Gerome meets Mark Twain in Shields Library

Imagine Gerome’s surprise when he discovered Mark Twain in Shields Library!

The Mark Twain bust, located on the second floor of the library, is part of the Sacramento Union Records, held by Special Collections. The Sacramento Union was the oldest daily newspaper west of the Mississippi, until it closed its doors in 1994.

Twain’s words, inscribed on the base of the bust, explain his connection to the Union:  “Early in 1866, George Barnes invited me to resign my reportership on his paper, the San Francisco Morning Call, and for some months thereafter, I was without money or work; then I had a pleasant turn of fortune. The proprietors of the Sacramento Union, a great and influential daily journal, sent me to the Sandwich Islands to write four letters a month at twenty dollars a piece. I was there for four or five months, and returned to find myself about the best known man on the Pacific Coast.”  Twain’s Letters from the Sandwich Islands have since been reprinted, including in a volume that was published by the Grabhorn Press.

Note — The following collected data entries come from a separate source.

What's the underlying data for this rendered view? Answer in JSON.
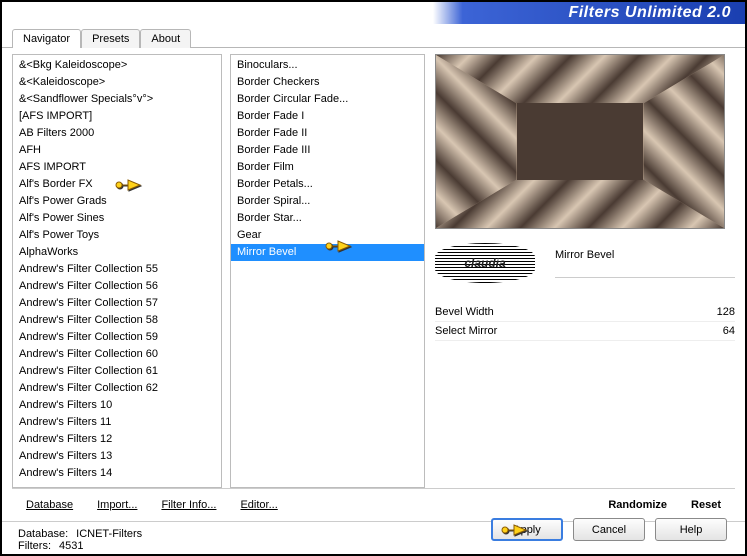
{
  "title": "Filters Unlimited 2.0",
  "tabs": [
    "Navigator",
    "Presets",
    "About"
  ],
  "active_tab": 0,
  "left_list": [
    "&<Bkg Kaleidoscope>",
    "&<Kaleidoscope>",
    "&<Sandflower Specials°v°>",
    "[AFS IMPORT]",
    "AB Filters 2000",
    "AFH",
    "AFS IMPORT",
    "Alf's Border FX",
    "Alf's Power Grads",
    "Alf's Power Sines",
    "Alf's Power Toys",
    "AlphaWorks",
    "Andrew's Filter Collection 55",
    "Andrew's Filter Collection 56",
    "Andrew's Filter Collection 57",
    "Andrew's Filter Collection 58",
    "Andrew's Filter Collection 59",
    "Andrew's Filter Collection 60",
    "Andrew's Filter Collection 61",
    "Andrew's Filter Collection 62",
    "Andrew's Filters 10",
    "Andrew's Filters 11",
    "Andrew's Filters 12",
    "Andrew's Filters 13",
    "Andrew's Filters 14"
  ],
  "mid_list": [
    "Binoculars...",
    "Border Checkers",
    "Border Circular Fade...",
    "Border Fade I",
    "Border Fade II",
    "Border Fade III",
    "Border Film",
    "Border Petals...",
    "Border Spiral...",
    "Border Star...",
    "Gear",
    "Mirror Bevel"
  ],
  "mid_selected": 11,
  "filter_name": "Mirror Bevel",
  "logo_text": "claudia",
  "params": [
    {
      "label": "Bevel Width",
      "value": 128
    },
    {
      "label": "Select Mirror",
      "value": 64
    }
  ],
  "toolbar": {
    "database": "Database",
    "import": "Import...",
    "filter_info": "Filter Info...",
    "editor": "Editor...",
    "randomize": "Randomize",
    "reset": "Reset"
  },
  "status": {
    "db_label": "Database:",
    "db_value": "ICNET-Filters",
    "filters_label": "Filters:",
    "filters_value": "4531"
  },
  "buttons": {
    "apply": "Apply",
    "cancel": "Cancel",
    "help": "Help"
  }
}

The Sacramento Union Records provide a wealth of information for researchers interested in the Sacramento region in the last quarter of the 20th century. The collection contains some accounting and business records from the early years of the newspaper as well as records that cover the last eighteen months of the newspaper’s struggle to survive. The photograph files run from 1966 to 1994. The clipping files provide subject access for 1972 through 1992.

Digital versions of the Union are available via the California Newspaper Project and the Library of Congress. The California Newspaper Project has digitized the Sacramento Daily Union for 1851-1899. Search for articles and browse available issues via their website. The Library of Congress Chronicling America Collection has digitized the Sacramento Daily Record-Union for 1880-1891 and the Record-Union for 1891-1899.

Shields Library holds microfilm of the Union for the years 1851-1854; 1856-1864 and 1869-1994.

Gerome hopes that you stop by and see Mark Twain for yourself!